La sentenza in parola lascia chiaramente concludere, quindi, che ogni valutazione prognostica sulla efficace sostenibilità in giudizio di un danno da prodotto difettoso debba necessariamente essere filtrata da un preliminare vaglio del livello di intensità del collegamento causale tra difetto e danno stesso, anche affidandosi agli strumenti presuntivi ma non senza aver prima debitamente verificato la necessaria coesistenza di quei presidi concettuali che il loro uso implica e presuppone allo scopo di evitare di incappare in falsi (e perciò stesso rovinosi) sillogismi.

Il travisamento della portata e dei limiti di utilizzazione dello strumento ex art. 2727 c.c. e – da qui – l' evanescente vaghezza di un intero sentiero logico-deduttivo costituisce quindi uno dei più significativi motivi di censura nella prospettazione di Piazza Cavour la quale, dunque, mette in guardia dall'uso acritico di categorie presuntive svincolate da fatti storici e – in un singolare episodio di eterogenesi dei fini – ridisegna – a partire dalla trattazione di una questione meramente processuale (il tema dell'onere della prova) i confini di un istituto di diritto sostanziale.

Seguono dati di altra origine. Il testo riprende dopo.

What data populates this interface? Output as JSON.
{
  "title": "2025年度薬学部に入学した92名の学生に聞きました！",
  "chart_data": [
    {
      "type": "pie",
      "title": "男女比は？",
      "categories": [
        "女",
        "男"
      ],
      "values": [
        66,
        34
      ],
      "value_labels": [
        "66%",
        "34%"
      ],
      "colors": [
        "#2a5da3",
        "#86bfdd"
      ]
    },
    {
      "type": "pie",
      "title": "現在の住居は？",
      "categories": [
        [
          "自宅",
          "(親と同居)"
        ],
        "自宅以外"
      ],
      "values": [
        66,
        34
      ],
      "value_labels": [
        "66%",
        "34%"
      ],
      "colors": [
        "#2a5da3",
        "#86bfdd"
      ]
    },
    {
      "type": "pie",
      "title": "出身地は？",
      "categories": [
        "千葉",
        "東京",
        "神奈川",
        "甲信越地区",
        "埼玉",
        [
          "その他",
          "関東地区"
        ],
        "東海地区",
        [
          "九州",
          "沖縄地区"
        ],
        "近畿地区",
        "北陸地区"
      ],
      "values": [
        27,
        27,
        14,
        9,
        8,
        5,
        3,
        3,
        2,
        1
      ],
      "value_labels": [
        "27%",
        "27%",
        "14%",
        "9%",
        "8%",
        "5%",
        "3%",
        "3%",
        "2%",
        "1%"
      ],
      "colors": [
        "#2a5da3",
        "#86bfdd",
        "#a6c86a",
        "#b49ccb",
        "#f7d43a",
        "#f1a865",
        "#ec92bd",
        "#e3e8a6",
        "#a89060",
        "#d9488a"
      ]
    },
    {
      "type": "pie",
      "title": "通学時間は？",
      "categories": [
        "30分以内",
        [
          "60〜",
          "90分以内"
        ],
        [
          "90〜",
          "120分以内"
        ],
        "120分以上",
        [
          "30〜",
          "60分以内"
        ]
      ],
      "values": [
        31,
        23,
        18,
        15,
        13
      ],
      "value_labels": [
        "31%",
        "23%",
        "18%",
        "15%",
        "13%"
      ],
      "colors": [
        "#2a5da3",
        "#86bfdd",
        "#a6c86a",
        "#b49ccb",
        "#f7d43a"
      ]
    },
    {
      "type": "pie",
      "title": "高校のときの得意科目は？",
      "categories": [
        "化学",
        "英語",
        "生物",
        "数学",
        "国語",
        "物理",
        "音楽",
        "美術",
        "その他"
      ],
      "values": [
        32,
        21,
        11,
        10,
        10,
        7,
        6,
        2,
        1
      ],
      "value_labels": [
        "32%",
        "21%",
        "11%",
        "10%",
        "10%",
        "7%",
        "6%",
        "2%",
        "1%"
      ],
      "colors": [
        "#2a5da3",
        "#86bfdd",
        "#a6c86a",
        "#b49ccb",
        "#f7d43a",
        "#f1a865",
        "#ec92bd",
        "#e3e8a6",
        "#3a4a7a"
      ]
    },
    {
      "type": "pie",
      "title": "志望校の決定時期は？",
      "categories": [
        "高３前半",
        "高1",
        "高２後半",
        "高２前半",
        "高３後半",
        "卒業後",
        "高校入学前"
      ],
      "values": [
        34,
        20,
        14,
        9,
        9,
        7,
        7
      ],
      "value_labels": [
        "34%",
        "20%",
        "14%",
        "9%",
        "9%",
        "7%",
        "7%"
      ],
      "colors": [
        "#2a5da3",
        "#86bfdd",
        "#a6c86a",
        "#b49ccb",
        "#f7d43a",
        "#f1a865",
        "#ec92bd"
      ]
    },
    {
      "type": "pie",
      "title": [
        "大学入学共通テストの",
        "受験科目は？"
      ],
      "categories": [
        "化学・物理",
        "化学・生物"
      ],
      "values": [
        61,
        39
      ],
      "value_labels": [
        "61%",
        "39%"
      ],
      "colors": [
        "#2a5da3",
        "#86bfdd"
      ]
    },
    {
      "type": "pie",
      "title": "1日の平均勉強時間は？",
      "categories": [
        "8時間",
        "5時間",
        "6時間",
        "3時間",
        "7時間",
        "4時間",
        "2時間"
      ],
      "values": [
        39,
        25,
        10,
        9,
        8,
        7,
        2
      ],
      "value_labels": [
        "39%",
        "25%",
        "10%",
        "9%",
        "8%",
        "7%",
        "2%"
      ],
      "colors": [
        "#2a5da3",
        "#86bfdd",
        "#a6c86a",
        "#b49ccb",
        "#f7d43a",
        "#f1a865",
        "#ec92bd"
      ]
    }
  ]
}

Proprio su questo ultimo piano va infine segnalato che - nel medio periodo - la materia potrebbe essere nuovamente interessata da una nuova riqualificazione dei canoni definitori che la connotano e disciplinano.

Lo scorso 15 aprile 2014 il Parlamento Europeo ha infatti approvato una proposta di modifica di due direttive comunitarie sul tema della sicurezza dei prodotti, segnatamente la n. 87/357/CEE e la n. 2001/95/CE, dando impulso ad un progressivo processo di ristrutturazione dei paradigmi della responsabilità del produttore nell'intero spazio comunitario e così offrendo, prospetticamente, nuovi e fecondi spunti argomentativi agli appassionati del tema.